L’effort de Walrus est considérable, arrivant de l’éclectique, mais redoutable EP Goodbye Something. Avec une palette de couleurs aussi large déployée sur quatre pièces, on se surprend à la première écoute de Family Hangover, à trouver l’expérience passablement monocorde. Il faut cependant plonger plus loin pour trouver quelques épisodes avec un peu plus de chair autour de l’os. L’avant-dernier numéro, Glam, termine dans un brouhaha psychédélique des plus intéressants, dressant la table pour une conclusion en beauté de l’album. On peut dire la même chose du court extrait lo-fi et acoustique So Far Gone, mais dont le ton et l’approche détonnent de la trame narrative, ce qui nous fait nous demander s’il n’aurait pas fallu suivre cette direction autrement. Malgré ces épisodes plus exploratoires, cependant, l’écoute nous donne tout de même l’impression que la face B du disque semble plus soutenue et plus attirante que la face A.

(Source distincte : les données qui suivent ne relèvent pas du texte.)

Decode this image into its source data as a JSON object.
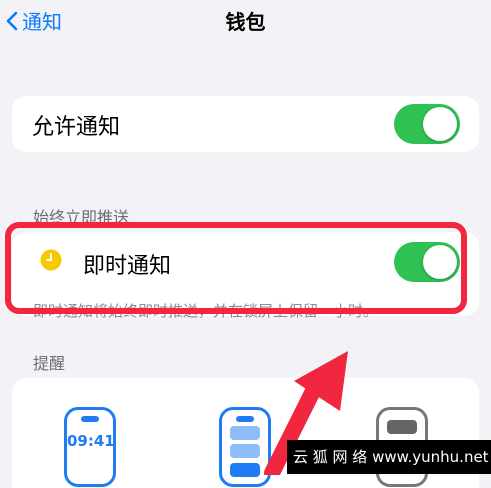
{
  "nav": {
    "back_label": "通知",
    "title": "钱包"
  },
  "allow": {
    "label": "允许通知",
    "enabled": true
  },
  "immediate_section": {
    "header": "始终立即推送",
    "label": "即时通知",
    "enabled": true,
    "footnote": "即时通知将始终即时推送，并在锁屏上保留一小时。"
  },
  "alerts_section": {
    "header": "提醒",
    "preview_time": "09:41"
  },
  "colors": {
    "accent": "#0a7aff",
    "toggle_on": "#30c153",
    "highlight": "#f0273f",
    "arrow": "#f0273f"
  },
  "watermark": "云 狐 网 络  www.yunhu.net"
}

Une répartition plus équitable des morceaux aurait certainement pu créer une expérience plus en textures, mais il n’en demeure pas moins que dans un genre aux codes très établis, comme le rock psychédélique, Walrus parvient à attirer l’oreille. L’approche est excellente, les hooks bien définis, le talent est brut. Aurait-on souhaité un panorama qui présente leur côté unique de manière plus significative? Certainement. Il faut cependant cesser de vivre avec les regrets de la brosse familiale. Le prochain album pourra sans aucun doute être l’équivalent sonore du festivalier qui désire cuver son vin et se promettre d’arrêter de boire.